To address these questions experimentally, we set out to measure the dependence of BMP pathway activity on individual ligands and ligand combinations. Ligand monomers form covalent homodimers and heterodimers with distinct activities (Israel et al., 1996; Neugebauer et al., 2015; Valera et al., 2010). Here, we focused on mixtures of distinct homodimeric ligands, which have been shown to produce non-additive responses in some systems (Ying et al., 2000, 2001; Ying and Zhao, 2001; Ac ̧il et al., 2014). Mixtures of heterodimeric ligands could be analyzed similarly.

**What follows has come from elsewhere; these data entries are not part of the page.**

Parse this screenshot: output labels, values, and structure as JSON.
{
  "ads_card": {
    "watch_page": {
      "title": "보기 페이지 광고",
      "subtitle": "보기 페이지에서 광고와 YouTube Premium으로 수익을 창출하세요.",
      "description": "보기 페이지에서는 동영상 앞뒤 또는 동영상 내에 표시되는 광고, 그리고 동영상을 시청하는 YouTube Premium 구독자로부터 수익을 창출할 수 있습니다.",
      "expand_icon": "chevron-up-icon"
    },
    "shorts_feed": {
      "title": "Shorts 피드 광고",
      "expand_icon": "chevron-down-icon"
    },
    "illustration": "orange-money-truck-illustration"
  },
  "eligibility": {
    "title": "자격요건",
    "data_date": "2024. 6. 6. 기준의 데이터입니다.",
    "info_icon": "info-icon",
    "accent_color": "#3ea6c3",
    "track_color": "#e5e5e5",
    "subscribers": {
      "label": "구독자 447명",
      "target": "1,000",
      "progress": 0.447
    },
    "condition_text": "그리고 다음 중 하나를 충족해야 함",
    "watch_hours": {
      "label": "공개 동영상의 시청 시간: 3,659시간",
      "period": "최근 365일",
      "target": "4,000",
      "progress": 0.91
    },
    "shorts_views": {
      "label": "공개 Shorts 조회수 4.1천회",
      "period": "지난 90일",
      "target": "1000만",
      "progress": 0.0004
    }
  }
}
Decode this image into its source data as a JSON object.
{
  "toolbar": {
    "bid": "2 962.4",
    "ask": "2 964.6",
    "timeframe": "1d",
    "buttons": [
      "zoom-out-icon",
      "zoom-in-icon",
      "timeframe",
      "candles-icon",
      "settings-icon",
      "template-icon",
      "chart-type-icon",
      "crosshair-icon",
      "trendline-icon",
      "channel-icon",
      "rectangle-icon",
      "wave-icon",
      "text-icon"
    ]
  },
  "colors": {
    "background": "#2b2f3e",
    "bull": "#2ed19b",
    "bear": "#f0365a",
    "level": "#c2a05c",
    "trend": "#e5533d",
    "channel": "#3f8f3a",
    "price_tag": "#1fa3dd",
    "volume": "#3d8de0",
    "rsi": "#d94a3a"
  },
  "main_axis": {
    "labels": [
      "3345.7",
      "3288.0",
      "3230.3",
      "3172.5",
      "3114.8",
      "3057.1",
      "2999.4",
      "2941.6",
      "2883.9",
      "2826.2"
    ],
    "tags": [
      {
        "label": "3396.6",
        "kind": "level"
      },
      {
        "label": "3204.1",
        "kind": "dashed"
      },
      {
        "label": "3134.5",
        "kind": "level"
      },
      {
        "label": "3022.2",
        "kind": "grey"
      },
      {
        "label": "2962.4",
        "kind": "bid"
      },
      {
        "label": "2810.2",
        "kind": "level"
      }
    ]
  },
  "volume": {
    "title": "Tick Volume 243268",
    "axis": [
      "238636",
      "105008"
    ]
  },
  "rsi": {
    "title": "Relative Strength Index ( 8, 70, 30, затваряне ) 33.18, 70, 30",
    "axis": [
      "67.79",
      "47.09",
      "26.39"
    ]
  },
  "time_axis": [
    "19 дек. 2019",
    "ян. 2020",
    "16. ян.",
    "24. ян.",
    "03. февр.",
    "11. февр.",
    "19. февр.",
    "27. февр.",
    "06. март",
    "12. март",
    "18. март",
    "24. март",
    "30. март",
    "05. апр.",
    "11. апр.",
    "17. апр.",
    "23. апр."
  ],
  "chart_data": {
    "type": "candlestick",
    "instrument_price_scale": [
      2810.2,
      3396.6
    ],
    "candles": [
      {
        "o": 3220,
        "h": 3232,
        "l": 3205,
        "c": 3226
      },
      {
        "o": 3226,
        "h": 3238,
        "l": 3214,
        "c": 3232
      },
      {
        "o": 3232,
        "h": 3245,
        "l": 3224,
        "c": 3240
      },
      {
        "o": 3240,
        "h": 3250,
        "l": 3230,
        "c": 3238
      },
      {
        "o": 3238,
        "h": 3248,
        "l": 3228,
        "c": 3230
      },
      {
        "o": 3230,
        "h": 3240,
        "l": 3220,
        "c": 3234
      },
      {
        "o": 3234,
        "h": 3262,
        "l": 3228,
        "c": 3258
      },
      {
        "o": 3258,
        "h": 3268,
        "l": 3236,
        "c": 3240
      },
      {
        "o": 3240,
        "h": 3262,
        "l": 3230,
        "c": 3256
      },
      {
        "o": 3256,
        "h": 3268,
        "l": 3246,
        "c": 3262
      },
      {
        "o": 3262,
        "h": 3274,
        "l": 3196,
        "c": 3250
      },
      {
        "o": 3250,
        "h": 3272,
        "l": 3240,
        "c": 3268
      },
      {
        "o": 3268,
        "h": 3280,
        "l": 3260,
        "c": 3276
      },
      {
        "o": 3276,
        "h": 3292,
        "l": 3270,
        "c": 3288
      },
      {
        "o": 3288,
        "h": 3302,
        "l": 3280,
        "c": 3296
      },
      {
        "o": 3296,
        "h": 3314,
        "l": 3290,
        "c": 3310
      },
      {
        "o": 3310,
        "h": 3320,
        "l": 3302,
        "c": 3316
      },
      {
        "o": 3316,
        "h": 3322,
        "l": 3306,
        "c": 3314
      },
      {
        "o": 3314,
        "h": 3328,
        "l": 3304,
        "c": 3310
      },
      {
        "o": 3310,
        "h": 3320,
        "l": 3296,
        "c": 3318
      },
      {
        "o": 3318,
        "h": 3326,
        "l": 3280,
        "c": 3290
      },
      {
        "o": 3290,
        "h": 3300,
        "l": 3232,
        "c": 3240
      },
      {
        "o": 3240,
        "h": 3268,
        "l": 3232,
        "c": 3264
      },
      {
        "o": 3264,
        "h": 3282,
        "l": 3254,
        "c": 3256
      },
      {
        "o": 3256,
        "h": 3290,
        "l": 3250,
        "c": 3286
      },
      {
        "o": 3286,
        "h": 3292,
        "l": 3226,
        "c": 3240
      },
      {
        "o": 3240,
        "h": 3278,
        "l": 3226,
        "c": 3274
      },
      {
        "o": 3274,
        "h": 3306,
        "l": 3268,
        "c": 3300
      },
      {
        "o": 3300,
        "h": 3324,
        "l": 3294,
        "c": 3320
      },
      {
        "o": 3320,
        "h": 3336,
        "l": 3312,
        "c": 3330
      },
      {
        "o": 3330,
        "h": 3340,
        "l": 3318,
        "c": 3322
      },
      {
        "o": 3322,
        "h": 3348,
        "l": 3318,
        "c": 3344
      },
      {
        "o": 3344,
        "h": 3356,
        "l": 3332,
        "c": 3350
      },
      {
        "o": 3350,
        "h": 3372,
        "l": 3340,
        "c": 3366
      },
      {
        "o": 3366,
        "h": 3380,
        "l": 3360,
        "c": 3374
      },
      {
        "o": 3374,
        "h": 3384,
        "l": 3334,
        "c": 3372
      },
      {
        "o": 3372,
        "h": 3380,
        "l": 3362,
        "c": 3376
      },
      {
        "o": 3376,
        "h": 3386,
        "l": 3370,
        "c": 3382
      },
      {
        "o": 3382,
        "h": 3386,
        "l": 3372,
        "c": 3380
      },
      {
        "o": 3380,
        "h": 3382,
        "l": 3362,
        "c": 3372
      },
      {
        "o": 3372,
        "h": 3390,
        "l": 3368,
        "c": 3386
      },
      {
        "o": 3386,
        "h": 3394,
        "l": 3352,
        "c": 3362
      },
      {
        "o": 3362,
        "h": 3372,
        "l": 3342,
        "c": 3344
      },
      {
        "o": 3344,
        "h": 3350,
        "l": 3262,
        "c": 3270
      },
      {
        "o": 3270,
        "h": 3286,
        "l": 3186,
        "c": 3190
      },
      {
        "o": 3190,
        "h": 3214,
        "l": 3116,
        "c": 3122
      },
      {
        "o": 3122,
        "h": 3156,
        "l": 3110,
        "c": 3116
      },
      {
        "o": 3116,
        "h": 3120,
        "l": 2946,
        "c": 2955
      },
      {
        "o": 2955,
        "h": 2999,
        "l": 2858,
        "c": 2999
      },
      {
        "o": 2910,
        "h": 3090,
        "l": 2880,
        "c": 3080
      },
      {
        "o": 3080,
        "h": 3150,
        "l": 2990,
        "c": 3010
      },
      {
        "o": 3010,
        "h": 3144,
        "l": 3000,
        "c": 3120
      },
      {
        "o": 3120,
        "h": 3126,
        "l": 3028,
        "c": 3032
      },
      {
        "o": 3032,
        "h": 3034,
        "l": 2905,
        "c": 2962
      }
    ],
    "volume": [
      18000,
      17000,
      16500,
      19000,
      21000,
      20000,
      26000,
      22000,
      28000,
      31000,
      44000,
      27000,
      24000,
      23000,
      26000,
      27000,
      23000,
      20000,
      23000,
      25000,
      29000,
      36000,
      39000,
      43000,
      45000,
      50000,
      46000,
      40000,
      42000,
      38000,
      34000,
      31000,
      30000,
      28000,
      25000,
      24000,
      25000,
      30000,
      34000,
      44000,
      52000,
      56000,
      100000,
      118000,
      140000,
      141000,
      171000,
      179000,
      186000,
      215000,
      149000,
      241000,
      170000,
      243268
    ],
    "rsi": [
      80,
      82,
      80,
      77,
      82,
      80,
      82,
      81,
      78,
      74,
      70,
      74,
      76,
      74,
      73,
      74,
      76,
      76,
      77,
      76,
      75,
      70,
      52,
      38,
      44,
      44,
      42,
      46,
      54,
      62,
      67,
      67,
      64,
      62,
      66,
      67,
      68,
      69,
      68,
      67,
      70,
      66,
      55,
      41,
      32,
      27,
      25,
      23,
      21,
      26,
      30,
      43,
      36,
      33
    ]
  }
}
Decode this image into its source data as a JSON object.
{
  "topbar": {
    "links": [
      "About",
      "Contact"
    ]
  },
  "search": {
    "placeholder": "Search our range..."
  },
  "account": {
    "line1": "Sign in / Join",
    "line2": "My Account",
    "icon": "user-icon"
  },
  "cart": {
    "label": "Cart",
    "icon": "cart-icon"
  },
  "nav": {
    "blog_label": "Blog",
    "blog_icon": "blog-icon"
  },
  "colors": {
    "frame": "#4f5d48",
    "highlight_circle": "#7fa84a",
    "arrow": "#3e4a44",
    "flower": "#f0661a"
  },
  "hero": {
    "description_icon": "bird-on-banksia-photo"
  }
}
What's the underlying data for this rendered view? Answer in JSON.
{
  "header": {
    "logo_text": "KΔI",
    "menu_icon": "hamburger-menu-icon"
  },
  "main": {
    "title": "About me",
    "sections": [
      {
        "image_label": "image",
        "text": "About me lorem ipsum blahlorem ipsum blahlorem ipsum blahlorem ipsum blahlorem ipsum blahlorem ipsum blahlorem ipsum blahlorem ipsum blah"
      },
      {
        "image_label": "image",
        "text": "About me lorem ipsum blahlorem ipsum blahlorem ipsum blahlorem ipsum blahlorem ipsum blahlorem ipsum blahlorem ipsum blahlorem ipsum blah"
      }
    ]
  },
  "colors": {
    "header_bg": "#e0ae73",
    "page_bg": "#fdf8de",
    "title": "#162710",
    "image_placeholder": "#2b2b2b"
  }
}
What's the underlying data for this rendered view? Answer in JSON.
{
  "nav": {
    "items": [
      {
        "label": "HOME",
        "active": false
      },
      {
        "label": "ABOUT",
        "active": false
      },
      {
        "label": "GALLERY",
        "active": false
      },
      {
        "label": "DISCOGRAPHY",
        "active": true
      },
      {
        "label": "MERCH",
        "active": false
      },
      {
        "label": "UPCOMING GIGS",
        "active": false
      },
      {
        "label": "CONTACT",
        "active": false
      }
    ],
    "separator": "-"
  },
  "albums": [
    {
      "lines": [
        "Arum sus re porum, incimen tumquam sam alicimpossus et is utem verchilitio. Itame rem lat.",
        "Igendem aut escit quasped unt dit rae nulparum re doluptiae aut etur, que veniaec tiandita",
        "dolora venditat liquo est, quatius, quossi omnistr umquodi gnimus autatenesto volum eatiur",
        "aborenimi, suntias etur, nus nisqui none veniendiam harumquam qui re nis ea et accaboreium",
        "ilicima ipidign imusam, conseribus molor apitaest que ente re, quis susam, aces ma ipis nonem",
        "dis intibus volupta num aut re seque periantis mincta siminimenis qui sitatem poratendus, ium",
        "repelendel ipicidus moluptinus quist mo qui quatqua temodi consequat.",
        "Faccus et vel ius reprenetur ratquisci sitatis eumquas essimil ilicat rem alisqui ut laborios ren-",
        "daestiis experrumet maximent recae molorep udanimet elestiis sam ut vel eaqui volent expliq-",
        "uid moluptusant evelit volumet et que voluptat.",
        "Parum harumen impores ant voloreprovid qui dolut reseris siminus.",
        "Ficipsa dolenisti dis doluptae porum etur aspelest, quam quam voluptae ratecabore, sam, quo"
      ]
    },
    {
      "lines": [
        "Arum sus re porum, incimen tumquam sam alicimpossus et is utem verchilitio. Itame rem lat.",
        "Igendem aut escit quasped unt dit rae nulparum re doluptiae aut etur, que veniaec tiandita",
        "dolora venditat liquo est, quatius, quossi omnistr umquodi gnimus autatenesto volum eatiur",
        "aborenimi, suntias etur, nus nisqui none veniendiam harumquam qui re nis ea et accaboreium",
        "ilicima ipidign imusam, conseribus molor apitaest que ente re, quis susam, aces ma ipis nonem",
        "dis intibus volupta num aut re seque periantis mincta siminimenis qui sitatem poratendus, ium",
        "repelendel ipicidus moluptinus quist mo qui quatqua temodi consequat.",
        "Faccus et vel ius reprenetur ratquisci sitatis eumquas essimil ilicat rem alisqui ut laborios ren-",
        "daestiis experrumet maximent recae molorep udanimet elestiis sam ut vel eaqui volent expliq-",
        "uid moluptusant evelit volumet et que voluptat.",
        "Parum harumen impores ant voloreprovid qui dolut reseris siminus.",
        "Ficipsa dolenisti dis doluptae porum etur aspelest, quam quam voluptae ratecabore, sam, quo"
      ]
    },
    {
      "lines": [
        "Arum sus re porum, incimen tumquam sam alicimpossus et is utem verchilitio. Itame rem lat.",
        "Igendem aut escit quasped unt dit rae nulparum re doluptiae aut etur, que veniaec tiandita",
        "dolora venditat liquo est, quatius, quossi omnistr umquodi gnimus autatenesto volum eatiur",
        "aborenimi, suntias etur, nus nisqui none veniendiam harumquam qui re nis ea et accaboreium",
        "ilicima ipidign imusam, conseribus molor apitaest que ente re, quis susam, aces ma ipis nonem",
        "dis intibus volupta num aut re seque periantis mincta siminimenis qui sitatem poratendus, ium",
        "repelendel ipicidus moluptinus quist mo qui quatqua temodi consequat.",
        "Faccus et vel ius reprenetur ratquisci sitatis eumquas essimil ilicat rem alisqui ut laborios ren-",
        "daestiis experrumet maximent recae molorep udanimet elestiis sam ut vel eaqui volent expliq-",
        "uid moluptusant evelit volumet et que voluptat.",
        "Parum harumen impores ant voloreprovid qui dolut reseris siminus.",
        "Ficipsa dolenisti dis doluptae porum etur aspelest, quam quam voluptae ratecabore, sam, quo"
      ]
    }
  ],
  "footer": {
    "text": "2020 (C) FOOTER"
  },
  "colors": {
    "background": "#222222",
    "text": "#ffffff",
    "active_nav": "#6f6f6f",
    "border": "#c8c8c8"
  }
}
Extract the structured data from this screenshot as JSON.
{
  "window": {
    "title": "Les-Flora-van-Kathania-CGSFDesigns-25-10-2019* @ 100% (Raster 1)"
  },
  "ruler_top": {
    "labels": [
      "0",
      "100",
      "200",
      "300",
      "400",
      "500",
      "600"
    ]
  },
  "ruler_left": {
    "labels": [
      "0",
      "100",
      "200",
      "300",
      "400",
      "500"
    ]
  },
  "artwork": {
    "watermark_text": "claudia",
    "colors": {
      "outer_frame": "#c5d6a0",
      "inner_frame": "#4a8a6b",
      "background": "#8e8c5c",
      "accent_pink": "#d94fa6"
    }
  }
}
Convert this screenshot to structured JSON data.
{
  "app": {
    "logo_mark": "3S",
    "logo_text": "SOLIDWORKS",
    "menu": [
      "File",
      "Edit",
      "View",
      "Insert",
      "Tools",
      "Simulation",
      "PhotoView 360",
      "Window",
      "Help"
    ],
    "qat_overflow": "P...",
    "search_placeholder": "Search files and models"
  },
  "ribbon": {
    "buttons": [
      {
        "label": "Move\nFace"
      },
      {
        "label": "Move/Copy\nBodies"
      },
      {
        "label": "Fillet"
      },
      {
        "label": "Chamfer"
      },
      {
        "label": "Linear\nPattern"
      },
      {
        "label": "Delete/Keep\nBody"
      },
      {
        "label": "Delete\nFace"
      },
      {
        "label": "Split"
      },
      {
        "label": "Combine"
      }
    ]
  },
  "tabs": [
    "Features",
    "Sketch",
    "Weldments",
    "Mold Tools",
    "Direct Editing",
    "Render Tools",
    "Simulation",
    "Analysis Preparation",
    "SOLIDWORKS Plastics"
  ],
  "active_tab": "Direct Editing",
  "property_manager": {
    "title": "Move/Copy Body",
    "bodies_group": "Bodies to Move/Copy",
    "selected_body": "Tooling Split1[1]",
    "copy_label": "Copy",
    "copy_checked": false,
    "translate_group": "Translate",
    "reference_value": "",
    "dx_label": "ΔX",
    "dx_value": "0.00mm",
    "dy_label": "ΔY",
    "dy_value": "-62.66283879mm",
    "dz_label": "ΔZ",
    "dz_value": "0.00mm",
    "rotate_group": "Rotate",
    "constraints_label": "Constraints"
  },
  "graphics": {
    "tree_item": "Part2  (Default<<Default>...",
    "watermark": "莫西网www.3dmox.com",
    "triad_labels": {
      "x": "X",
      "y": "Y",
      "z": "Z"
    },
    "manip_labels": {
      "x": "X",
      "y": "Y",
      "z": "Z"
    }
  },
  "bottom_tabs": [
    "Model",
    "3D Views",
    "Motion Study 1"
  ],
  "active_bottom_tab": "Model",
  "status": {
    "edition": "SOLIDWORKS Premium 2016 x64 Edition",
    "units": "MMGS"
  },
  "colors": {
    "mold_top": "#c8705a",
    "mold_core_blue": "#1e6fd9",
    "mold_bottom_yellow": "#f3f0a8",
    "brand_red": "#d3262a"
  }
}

To quantitatively measure BMP pathway activity, we constructed a reporter cell line by stably integrating a histone 2B (H2B)-Citrine fluorescent reporter driven by a BMP response element (BRE) specific for SMAD1/5/8 (Korchynskyi and ten Dijke, 2002) into the NAMRU mouse mammary gland (NMuMG) epithelial cell line, in which the BMP pathway can be activated without inducing differentiation (Piek et al., 1999). Reporter expression correlated with phosphorylation of SMAD1/5/8 and with endogenous BMP target gene expression (Figures S1A–S1C) and exhibited a unimodal distribution for each ligand concentration.
After an elevated transient response to BMP addition, pSMAD levels reached a steady state within 90 min (Figure S1E). The steady-state behavior was also reflected in reporter fluorescence, which accumulated at an approximately constant rate over time for up to 48 hours.